16. Become involved with struggles within your community. Seek small but visible victories. Picket a racist organization or a company that is polluting the environment: organize a mass mailing to a government representative concerning a local issue.

17. Build coalitions with parents, students and teachers: share school records, honesty and friendship: unionize: form teacher centers.

18. Teach hardcore basic skills.

19. Take issues to court, such as refusing to say the Pledge of Allegiance. Use the press and TV.
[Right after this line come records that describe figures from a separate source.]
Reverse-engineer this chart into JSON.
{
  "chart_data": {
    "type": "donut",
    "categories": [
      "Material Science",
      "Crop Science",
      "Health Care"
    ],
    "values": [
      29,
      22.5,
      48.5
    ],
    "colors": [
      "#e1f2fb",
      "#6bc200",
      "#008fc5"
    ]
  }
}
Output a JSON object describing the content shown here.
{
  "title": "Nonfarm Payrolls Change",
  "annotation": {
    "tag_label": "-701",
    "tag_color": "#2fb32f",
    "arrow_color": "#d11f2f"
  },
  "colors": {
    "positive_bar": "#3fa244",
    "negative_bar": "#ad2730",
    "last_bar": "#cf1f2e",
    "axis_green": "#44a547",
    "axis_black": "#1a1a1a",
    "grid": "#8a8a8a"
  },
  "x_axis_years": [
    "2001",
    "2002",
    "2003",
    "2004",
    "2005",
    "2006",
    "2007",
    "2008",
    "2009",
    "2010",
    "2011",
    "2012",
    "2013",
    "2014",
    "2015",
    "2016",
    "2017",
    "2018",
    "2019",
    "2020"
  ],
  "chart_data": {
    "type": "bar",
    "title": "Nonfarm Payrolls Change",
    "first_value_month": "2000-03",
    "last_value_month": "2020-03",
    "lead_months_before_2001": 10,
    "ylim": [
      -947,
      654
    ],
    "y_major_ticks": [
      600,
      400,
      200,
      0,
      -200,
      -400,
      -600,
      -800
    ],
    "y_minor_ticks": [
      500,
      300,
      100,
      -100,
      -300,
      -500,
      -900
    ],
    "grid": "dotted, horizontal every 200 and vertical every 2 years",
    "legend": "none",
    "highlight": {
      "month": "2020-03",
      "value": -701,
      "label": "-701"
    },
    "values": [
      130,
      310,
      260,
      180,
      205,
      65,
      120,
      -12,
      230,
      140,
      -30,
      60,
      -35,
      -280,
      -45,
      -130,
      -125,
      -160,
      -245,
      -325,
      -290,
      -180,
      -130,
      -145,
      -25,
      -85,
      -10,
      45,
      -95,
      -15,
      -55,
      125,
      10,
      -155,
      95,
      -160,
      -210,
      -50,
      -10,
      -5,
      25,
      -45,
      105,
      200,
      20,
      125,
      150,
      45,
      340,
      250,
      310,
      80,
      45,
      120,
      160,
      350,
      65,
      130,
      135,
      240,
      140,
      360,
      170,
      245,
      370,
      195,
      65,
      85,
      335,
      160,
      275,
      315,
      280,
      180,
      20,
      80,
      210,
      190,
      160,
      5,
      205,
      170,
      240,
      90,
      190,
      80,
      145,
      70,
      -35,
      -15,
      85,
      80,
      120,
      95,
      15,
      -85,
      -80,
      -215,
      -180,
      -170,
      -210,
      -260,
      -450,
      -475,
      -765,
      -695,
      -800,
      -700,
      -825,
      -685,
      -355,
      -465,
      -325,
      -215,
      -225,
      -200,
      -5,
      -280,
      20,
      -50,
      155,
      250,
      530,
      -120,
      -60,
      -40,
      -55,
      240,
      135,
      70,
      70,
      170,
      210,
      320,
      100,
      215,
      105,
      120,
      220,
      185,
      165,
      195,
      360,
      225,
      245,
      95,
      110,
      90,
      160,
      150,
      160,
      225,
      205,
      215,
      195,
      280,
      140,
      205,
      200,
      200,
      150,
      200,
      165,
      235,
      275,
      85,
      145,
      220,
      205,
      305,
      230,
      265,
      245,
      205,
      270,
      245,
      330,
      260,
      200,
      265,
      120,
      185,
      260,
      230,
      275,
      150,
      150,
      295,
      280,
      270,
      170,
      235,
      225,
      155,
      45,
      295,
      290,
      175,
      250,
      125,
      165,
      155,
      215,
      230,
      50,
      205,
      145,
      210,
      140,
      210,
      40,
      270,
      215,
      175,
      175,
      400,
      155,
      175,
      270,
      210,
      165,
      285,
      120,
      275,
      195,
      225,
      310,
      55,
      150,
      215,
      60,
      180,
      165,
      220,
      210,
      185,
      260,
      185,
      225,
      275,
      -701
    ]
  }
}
20. Don’t fear taking initiative and following through

>> Back to Vol. 11, No. 6<<

Notes

  1. Kozol has written three books that we’ve found especially valuable: Death at an Early Age (Bantam Books, NY 1968), The Night is Dark and I Am Far From Home (Houghton-Mifflin, Boston, 1975), and Children of the Revolution (Delacorte Press, NY, 1978).
  2. An Underhanded History of the USA. by Nick Thorkelson and Jim O’Brien, available from New England Free Press, 60 Union Sq., Somerville MA 02143. $2.00.The History Book, Pal Rydberg and Gittan Jonsson et al, 1974. Available from Midnight Special, 13351, West Washington Blvd., Venice, CA 90291.$5.95.
  3. The Washington Connection and Third World Fascism (The Political Economy of Human Rights, Vol. 1), by Noam Chomsky and Edward S. Herman. South End Press, Box 68, Astor Station, Boston, MA 02123. $5.50.